I love gables, they just ooze old world charm. We have a total of seven gables in our house, one of which is called a dutch gable, it's sort of like a mini gable that sits within the roof structure, it's the gable shown top centre in the photo below.
But gables do come at a cost, as all those ins and outs of the structure below that you need to be able to have so they can be finished in a gable roof also means lots of cutting of siding - extra work = extra cost - but well worth it.
5. Verandah Posts - the thickness of the verandah posts was for me a small but very significant item that made a big difference. I always found the posts used on most new 'old style' homes here in Australia too thin, they always stood out to me as looking wrong, so we used 140mm x 140mm square posts and they really had the look I was after.
6. Ceiling Height and Style- we went with 9 foot ceilings which give us extra space to hang lights and is a must for old style homes, it was never going to be 8 foot as that was way too modern a height. We also went with a vaulted ceiling in the kitchen/dining that allowed us to have a large arched feature window to let in the light, as this is the dark side of the house and extended it into the family room which gives the fireplace a very nice vertical impact.
7. Vintage Style Windows- So many new 'old' builds have modern sliding aluminium windows - they look wrong to me and lack farmhouse character. I knew I had to have vintage style windows if this house was going to look the part, but I didn't want the maintenance and painting required, plus I needed windows that could fit flyscreens as that was a must for our Australian Summers! So I searched online and found a company that made aluminium double hung windows complete with decorative 'horns', that had springs instead of the traditional weights to keep the windows open. The springs can be adjusted as well if they loosen over time.

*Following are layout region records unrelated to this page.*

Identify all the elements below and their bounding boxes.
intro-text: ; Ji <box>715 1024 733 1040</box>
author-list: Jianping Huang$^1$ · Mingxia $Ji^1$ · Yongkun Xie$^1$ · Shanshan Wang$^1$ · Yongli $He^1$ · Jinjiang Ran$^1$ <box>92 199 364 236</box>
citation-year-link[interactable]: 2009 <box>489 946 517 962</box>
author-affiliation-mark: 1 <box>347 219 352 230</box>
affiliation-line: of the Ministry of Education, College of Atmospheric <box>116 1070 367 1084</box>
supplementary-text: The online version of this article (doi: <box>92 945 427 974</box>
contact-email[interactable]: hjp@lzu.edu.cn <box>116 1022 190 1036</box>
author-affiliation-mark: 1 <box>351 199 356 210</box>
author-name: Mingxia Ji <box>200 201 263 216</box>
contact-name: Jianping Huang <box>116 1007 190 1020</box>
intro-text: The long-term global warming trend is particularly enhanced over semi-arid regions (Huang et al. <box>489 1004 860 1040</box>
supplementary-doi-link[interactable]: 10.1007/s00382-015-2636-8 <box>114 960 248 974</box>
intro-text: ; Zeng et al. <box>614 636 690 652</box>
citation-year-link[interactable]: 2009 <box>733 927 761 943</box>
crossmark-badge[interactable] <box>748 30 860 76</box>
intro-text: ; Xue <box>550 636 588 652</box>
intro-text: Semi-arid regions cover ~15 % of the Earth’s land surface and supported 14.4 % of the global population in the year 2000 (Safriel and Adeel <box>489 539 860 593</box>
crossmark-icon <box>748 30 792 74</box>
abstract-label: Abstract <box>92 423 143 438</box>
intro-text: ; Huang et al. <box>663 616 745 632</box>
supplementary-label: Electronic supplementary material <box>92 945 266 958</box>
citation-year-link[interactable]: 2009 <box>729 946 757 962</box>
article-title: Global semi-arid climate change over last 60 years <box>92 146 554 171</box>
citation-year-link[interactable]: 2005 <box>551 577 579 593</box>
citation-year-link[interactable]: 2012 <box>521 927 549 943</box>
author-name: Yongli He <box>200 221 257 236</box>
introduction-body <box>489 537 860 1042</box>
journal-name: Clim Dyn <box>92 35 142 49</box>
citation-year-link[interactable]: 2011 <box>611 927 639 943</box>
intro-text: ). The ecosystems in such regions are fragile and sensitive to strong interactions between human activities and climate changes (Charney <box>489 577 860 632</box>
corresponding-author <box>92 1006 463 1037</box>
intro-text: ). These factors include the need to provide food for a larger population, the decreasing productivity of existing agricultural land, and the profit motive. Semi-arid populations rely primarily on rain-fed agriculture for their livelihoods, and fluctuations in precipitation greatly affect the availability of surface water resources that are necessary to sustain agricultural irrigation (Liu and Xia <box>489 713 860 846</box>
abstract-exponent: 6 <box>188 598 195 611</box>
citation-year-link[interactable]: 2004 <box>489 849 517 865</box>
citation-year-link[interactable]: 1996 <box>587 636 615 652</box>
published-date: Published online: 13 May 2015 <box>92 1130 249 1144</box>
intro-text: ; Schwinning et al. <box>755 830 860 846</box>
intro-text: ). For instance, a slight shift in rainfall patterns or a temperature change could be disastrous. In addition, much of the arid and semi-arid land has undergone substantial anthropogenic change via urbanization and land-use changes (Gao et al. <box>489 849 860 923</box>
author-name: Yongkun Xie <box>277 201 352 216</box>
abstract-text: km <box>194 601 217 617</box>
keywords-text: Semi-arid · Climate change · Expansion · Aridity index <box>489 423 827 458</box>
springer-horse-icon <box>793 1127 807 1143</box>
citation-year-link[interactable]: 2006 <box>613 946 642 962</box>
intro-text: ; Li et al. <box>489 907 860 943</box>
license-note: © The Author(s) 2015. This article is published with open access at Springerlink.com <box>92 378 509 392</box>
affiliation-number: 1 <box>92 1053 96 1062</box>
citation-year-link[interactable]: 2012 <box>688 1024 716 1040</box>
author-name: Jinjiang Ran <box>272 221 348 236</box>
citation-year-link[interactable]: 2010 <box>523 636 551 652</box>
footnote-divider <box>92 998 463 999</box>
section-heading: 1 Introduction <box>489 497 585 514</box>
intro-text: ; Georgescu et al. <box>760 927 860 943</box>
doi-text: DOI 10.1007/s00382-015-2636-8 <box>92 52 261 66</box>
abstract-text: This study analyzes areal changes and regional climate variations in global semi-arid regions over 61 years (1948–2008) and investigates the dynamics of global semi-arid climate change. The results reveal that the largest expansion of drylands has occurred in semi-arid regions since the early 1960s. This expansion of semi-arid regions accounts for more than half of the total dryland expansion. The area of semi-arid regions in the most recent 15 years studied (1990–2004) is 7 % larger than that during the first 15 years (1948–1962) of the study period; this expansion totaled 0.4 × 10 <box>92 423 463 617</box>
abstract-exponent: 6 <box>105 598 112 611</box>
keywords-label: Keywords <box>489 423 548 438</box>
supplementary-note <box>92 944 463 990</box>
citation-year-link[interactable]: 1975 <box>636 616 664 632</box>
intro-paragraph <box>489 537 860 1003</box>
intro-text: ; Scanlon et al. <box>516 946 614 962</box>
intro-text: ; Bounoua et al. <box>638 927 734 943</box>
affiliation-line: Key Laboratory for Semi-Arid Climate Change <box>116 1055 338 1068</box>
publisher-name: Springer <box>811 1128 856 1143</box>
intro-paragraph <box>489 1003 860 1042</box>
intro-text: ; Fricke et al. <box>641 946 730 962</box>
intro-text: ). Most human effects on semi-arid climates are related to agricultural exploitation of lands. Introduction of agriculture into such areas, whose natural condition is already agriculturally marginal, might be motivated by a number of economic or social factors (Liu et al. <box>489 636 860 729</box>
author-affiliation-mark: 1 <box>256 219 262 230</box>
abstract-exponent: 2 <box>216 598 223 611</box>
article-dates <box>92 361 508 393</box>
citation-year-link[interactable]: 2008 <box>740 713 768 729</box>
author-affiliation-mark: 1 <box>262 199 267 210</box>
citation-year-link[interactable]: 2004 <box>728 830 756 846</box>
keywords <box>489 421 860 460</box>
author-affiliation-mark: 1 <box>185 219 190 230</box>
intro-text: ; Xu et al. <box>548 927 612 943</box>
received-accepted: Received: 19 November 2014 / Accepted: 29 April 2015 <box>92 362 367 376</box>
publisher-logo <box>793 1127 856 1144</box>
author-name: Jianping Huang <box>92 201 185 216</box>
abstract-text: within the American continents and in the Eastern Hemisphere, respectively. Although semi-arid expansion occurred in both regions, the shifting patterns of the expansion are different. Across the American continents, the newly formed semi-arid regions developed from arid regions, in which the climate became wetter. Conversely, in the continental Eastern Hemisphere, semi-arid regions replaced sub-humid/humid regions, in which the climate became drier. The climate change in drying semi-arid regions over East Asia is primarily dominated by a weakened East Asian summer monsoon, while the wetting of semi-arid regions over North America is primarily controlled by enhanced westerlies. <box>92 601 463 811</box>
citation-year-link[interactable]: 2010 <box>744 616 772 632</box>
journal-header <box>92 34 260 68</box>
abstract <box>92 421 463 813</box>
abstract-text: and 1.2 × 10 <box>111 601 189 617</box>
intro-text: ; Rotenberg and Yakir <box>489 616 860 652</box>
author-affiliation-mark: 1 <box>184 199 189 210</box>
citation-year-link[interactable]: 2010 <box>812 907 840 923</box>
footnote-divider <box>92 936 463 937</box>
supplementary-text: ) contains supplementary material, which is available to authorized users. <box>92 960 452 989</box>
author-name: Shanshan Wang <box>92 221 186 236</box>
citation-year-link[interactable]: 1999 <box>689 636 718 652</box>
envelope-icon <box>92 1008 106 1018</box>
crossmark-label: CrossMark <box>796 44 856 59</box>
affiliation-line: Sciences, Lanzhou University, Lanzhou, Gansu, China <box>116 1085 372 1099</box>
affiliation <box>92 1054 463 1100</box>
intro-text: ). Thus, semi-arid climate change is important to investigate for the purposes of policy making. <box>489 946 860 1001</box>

I also wanted decorative muntin bars on the windows which was an option, so these windows were the perfect compromise between being pretty and being practical. We also ordered some custom windows from them for the kitchen.
8. Decorative Window Trim- This is another item that gave the house that old world charm. This also was something the builders struggled with as they had never done it before - farmhouse style trim around the windows was alien to them and they doubted my design request at first. I provided photos of what I wanted and gave them sizes of each piece of timber involved, they thought my sizing was not right so made up a window to see what it would look like. To their surprise what I had asked for was what looked best. So stick to your guns if your builder doesn't see things your way at first - after all you are the one who has studied 1000's of Pinterest window trim images to arrive at this final design brief!
This one item is an easy thing to do inside any existing home - even a handy DIY home owner can do this as it's all straight cuts for the wood, it just costs a little more in materials than the basic standard mitred corner trim.
9. Larger Skirting Boards- These are a must and are something you can change in an existing home without too much drama. The standard skirting boards in modern homes are plain and low, by adding higher skirting boards with a little bit of decoration to them makes a world of difference. The good news is that they are fairly inexpensive as well and come pre primed!
10. Wooden Flooring- We considered different types of flooring but wanted wide boards which were harder to find in solid wood and very expensive. So in the end we went with a floating floor of extra tough long wide boards in a mid brown with a rustic pattern. Since we literally live on a farm and have two dogs who forget to wipe their feet on dewy mornings - flooring that didn't show scratches or day to day wear and tear was essential for us. We also saved on these as we got a good deal and laid the floor ourselves! It was not too hard to do with the floating floor click together system, but was a bit hard on the knees - but worth it!
That's it, I hope my top 10 are helpful if you are building your own dream farmhouse or making your existing home a little more farmhouse in style!